10. International Business Machines Corporation (NYSE:IBM)
Number of Hedge Fund Holders: 60
International Business Machines Corporation (NYSE:IBM) is a multinational technology company and a pioneer in artificial intelligence, offering AI consulting services and a suite of AI software products. On February 25, the company announced its intent to acquire DataStax, an AI and data solution provider. The acquisition of DataStax will allow IBM to use its technology to enhance IBM’s own Watsonx portfolio of products, helping accelerate the use of AI.
The acquisition will also allow IBM to build on its commitment to open-source AI considering that DataStax is the creator of AstraDB and DataStax Enterprise, NoSQL and vector database capabilities powered by Apache Cassandra®; and Langflow, the open-source tool and community for low-code AI application development.
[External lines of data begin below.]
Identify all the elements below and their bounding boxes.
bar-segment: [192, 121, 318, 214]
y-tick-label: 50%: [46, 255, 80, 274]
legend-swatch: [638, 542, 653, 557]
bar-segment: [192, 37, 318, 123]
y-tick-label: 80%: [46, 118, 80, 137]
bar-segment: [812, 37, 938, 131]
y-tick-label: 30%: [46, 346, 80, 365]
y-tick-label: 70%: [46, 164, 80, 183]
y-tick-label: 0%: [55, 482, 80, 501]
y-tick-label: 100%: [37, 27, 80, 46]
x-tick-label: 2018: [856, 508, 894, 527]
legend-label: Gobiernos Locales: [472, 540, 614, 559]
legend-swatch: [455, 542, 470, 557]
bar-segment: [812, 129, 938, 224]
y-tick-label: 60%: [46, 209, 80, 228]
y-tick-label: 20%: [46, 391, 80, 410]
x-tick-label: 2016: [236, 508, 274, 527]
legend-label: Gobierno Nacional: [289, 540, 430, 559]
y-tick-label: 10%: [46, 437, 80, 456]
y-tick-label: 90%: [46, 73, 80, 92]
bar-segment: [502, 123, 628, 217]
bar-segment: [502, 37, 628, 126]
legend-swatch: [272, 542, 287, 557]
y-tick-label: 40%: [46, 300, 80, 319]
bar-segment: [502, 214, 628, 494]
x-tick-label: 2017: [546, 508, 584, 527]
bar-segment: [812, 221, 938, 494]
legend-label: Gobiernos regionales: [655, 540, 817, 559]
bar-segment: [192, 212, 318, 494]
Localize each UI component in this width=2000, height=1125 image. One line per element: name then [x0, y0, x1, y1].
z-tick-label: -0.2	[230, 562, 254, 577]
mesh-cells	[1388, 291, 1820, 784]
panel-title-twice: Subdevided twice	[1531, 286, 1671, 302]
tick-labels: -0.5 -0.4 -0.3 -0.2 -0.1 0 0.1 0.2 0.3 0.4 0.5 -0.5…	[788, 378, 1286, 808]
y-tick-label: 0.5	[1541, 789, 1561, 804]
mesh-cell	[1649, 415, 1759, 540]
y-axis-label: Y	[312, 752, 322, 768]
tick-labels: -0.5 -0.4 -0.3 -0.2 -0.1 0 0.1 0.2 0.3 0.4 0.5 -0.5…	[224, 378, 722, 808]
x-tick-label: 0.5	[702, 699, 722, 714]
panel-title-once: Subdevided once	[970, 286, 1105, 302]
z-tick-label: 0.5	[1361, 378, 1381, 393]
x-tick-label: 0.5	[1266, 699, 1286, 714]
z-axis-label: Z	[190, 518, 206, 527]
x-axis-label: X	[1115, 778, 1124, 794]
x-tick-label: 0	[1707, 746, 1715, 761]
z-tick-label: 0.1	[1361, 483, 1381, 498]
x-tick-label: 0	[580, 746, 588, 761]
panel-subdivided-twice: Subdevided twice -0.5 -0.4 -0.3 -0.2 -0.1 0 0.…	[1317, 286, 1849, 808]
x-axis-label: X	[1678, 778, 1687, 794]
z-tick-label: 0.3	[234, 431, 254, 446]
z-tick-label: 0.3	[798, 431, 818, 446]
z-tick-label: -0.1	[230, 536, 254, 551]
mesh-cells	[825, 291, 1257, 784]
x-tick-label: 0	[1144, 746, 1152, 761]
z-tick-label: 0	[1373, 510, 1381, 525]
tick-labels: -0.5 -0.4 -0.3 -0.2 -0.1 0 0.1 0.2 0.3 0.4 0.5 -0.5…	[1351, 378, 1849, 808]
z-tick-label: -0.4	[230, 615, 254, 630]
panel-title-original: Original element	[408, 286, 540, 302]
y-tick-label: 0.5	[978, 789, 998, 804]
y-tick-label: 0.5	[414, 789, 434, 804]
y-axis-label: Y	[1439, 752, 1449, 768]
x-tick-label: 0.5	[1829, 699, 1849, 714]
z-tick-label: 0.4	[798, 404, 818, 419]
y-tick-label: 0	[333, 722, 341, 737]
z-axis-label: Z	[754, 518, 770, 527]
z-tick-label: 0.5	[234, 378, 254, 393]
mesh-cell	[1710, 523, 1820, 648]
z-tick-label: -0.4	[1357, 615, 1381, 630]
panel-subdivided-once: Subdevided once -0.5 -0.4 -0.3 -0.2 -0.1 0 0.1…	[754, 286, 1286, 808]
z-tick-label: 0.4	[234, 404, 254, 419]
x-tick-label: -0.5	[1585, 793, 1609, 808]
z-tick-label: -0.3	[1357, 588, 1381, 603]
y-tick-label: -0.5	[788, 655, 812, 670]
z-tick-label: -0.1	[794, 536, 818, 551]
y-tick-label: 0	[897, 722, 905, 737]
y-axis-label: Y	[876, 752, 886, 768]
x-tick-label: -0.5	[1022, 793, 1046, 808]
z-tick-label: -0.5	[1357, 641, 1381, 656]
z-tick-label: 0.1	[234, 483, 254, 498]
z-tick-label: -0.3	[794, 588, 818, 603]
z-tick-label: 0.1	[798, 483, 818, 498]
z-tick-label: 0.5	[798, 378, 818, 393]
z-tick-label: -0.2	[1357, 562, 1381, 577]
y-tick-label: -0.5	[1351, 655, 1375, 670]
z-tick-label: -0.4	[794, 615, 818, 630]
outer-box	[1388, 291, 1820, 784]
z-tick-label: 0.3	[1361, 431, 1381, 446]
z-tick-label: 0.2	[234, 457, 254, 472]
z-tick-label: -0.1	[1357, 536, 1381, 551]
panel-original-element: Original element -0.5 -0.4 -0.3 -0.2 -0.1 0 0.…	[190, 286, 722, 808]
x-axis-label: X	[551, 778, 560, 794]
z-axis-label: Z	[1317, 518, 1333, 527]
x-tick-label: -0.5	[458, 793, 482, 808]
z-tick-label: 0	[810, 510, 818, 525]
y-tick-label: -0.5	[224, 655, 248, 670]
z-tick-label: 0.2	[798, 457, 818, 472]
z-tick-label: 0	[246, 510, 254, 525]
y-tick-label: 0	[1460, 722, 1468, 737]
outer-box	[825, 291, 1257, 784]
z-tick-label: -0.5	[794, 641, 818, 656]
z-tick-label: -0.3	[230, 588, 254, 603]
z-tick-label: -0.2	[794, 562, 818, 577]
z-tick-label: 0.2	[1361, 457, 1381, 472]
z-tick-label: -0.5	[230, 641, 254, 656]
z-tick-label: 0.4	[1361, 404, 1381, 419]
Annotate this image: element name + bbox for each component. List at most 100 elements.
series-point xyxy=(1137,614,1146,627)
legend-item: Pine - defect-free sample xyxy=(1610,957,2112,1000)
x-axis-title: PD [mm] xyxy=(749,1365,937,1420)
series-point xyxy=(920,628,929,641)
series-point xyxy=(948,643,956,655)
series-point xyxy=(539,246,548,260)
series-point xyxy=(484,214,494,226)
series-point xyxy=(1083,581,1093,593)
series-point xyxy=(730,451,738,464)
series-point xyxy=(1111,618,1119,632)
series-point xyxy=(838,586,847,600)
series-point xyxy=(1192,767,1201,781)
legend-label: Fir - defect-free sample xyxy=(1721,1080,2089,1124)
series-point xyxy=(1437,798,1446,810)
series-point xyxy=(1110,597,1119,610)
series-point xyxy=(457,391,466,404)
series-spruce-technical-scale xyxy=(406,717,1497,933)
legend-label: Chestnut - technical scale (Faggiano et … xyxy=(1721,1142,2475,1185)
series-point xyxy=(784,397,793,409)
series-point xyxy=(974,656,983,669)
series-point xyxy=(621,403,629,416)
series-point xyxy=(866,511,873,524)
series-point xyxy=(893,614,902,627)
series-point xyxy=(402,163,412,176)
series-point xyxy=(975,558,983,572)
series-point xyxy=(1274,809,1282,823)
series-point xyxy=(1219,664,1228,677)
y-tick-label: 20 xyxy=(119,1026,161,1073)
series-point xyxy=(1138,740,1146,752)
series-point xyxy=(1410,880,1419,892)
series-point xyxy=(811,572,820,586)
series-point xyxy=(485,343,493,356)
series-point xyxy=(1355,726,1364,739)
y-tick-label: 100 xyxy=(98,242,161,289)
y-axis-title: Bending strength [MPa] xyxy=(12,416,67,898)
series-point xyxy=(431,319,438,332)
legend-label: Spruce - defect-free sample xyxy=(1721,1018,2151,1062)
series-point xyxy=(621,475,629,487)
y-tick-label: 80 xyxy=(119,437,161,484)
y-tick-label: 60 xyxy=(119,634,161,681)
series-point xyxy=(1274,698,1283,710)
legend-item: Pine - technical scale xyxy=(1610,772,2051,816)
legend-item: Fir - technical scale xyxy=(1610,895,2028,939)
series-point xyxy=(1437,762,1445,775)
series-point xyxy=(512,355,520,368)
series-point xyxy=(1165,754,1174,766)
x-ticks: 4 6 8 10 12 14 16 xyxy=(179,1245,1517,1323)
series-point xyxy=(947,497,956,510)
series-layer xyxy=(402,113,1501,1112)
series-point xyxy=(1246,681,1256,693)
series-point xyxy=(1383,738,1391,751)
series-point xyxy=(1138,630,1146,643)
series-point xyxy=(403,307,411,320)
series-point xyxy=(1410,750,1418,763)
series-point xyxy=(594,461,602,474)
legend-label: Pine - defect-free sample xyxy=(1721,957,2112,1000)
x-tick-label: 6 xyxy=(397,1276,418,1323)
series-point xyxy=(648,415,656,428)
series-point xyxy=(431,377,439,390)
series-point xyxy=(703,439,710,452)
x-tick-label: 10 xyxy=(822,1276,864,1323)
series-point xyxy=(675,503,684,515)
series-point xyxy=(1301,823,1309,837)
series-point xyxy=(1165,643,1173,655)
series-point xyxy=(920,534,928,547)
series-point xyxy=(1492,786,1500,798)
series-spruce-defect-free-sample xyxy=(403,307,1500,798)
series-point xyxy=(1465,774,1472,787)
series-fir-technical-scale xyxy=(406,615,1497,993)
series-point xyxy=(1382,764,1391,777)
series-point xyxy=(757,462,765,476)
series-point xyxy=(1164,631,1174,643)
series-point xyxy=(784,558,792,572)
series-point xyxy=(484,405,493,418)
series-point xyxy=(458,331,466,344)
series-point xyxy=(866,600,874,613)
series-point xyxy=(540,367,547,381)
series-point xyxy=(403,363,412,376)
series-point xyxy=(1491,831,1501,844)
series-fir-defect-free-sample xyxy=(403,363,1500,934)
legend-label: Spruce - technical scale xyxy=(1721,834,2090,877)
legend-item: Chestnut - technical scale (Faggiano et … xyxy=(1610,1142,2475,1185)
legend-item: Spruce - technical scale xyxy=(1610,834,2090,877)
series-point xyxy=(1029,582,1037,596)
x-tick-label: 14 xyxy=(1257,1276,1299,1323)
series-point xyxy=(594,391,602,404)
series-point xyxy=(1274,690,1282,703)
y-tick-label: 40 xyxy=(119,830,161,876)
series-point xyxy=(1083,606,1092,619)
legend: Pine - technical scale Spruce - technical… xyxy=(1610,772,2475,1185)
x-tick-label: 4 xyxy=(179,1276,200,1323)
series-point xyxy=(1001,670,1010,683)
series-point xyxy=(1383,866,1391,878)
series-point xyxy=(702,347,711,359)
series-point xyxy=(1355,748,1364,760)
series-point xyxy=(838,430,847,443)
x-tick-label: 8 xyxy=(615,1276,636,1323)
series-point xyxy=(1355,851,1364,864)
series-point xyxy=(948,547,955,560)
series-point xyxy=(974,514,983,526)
IBM is helping clients scale generative AI and transform businesses using enterprise data, and DataStax’s tools is going to further enhance these efforts.
“Businesses cannot realize the full potential of generative AI without the right infrastructure – open-source tools and technologies that empower developers, harness unstructured data, and provide a strong foundation for AI applications. DataStax possesses deep competency in this area and shares IBM’s relentless commitment to simplifying and scaling generative AI for the enterprise.”
-Dinesh Nirmal, Senior Vice President, IBM Software.